Of course, this technology will evolve. Whitney Cummings discussed that in an interview with Joe Rogan (she brought her sex doll along for the interview so it could truly be an pen discussion). Joe didn’t like the doll at all. He found it creepy. But Whitney pointed out, and Joe agreed, that the technology on the dolls would evolve. That one day sex dolls that look human and move like humans and talk like humans would exist.
Whitney said she and other human women will destroy the sex dolls at the point. “I will be a savage about it,” she said. “I will wait until you fall in love with it, and I will destroy it.”
But I don’t think Whitney and Joe thought this through. Why would you stop perfecting your sex dolls when they reached par for human women? Why not make sex dolls that were better in every respect than human women? Better conversationalists, able to move like the best dancer ever, smelling like she’s horny all the time, BEING horny whenever you want her to (because she’s programmed to) and looking like the most beautiful woman you’ve ever seen. Plus all the sexual skills you ever wanted and no inhibitions. And an innate desire to clean house when not having sex? Better yet, an innate desire to suck cock for hours.

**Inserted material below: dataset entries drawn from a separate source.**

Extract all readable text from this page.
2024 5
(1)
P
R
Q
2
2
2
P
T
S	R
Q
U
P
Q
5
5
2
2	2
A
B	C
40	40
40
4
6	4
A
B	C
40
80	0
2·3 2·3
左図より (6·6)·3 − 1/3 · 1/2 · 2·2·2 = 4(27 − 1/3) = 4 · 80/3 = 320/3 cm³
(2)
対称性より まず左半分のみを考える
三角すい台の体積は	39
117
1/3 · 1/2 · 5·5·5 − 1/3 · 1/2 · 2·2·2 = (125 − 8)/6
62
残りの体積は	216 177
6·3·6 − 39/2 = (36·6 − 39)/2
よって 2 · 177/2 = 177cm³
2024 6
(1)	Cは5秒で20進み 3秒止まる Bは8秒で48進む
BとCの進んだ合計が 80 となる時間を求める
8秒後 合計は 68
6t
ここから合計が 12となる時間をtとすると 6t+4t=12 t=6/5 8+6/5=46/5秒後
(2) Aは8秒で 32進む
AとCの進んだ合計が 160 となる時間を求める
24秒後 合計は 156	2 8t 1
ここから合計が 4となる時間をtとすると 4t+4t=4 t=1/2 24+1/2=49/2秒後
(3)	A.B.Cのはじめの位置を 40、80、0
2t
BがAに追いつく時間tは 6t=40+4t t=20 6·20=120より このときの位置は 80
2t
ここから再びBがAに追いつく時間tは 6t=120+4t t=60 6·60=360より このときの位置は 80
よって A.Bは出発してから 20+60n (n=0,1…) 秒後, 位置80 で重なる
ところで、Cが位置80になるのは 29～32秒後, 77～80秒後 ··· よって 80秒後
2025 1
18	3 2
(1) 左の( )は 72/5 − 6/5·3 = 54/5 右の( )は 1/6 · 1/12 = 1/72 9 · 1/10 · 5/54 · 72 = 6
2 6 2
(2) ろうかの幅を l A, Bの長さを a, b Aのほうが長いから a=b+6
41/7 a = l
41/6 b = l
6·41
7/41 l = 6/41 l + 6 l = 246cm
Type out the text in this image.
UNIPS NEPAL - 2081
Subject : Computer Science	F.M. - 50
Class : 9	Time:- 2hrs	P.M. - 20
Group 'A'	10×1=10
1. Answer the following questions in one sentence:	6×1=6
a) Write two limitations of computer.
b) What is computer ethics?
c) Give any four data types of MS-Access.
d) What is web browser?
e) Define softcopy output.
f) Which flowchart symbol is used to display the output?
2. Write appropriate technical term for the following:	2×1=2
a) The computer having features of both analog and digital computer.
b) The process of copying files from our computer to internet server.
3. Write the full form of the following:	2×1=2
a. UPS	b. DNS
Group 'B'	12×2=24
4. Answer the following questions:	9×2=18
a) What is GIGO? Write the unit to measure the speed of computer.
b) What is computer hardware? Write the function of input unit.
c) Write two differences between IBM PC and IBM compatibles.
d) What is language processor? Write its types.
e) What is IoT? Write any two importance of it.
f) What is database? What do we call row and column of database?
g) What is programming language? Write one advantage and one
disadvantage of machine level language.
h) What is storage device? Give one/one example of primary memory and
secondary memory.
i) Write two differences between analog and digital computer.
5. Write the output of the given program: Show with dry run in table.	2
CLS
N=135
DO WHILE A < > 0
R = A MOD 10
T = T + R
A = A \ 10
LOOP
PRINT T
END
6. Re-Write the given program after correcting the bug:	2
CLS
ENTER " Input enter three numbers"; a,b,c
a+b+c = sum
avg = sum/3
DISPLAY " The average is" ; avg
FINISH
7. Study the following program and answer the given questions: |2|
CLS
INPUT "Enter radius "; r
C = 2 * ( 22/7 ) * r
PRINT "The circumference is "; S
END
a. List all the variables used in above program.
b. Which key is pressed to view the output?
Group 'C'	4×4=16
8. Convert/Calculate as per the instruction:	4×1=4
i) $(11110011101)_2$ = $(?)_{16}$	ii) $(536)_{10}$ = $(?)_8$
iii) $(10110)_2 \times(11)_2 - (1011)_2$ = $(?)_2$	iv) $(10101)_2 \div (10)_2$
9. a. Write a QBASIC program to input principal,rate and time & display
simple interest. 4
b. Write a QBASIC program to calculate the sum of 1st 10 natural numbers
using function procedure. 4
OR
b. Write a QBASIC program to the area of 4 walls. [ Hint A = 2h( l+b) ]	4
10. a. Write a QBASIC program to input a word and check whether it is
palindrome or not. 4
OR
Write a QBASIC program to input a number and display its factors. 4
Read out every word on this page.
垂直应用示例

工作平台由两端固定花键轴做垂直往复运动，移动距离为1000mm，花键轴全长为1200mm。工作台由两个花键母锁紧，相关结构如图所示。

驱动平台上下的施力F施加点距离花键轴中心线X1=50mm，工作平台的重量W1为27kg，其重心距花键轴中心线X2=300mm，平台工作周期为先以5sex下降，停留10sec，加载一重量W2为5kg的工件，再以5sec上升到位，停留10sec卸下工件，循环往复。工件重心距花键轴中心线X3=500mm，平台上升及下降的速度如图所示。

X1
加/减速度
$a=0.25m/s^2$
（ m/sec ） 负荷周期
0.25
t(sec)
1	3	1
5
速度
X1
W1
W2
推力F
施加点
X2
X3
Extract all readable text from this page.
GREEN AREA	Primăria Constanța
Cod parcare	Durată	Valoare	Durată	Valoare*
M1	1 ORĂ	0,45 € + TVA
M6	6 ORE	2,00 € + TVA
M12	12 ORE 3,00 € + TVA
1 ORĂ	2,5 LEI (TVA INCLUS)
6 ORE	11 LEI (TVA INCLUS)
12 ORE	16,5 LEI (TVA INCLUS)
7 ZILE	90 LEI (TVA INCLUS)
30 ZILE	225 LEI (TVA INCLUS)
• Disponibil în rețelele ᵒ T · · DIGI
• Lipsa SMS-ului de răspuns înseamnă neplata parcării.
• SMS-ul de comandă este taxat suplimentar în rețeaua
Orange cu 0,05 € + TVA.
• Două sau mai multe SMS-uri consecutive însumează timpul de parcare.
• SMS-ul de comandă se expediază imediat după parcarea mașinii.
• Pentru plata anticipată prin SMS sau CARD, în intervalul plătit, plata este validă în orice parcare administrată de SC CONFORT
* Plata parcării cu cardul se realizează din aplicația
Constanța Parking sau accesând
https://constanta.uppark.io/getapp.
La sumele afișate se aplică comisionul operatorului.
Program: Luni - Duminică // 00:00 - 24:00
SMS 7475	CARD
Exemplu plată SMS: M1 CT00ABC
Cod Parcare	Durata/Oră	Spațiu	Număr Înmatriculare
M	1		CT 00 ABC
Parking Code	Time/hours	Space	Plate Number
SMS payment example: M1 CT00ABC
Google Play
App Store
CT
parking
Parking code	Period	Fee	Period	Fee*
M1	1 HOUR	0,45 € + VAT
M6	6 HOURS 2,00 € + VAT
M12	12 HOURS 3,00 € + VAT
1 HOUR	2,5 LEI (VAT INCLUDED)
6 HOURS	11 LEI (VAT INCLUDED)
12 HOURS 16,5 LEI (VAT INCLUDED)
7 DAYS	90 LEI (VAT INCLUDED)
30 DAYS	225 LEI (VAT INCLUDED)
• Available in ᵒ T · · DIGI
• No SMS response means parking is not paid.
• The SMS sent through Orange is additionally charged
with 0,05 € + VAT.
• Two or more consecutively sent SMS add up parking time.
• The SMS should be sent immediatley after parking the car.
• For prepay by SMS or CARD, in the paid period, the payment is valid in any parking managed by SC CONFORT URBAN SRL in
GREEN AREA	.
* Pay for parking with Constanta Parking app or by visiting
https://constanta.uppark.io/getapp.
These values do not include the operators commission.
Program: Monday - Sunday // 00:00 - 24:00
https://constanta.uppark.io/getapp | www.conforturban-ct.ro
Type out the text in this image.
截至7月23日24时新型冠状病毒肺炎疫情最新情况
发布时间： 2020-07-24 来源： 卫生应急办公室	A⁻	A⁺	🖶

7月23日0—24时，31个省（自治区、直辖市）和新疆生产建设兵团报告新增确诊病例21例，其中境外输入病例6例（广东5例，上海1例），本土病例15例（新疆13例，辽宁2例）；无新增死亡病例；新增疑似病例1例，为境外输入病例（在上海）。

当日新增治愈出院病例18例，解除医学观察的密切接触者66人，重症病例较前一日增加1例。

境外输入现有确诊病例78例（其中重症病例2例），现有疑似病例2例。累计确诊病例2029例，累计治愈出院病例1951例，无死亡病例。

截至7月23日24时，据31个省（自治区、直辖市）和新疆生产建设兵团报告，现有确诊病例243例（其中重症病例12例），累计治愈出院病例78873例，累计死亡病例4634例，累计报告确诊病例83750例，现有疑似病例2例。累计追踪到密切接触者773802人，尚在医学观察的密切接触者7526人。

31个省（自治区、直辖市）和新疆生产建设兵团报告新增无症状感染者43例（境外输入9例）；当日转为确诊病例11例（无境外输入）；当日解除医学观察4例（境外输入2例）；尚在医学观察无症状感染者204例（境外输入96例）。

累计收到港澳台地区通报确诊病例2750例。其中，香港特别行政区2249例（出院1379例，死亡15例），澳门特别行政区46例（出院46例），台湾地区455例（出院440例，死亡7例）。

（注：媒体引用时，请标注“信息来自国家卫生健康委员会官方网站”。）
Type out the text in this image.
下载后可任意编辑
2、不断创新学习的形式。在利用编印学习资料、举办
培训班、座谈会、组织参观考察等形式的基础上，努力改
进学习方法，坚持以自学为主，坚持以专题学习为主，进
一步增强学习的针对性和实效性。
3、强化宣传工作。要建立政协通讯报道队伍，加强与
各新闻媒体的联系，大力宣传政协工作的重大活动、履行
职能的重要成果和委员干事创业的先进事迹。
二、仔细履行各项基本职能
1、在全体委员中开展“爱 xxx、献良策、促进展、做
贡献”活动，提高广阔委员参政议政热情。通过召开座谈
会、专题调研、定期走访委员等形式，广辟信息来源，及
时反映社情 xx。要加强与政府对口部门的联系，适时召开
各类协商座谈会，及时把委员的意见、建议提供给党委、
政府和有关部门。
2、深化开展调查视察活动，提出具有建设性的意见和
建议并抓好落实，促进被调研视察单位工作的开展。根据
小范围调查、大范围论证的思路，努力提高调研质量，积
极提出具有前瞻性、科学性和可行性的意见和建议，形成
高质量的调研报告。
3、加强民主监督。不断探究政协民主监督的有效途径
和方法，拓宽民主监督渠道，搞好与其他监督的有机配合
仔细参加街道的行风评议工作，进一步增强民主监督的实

The technical problems in creating such a doll are difficult and we’re a few years from surmounting them, maybe a couple of decades, maybe a century. But there’s no reason to suppose any of these hurdles are insurmountable. They all seem well within the scope of human achievement if climate change doesn’t kill us all off.
And I think the man who had a sex doll like that would be in a very happy place. Except, you know… no children.
I think at that point, the population problem for the human race might become maintaining a population of human beings. Those last few generations of human men would be very happy, though. Human women, much less so.
So there you have it. A Whitney Cummings sex doll might indeed lead some people to heaven, meaning St. Catherine’s saying still holds true. But a truly advanced Whitney Cummings sex doll might also portend the end of the human race. That’s what you call “problematical.”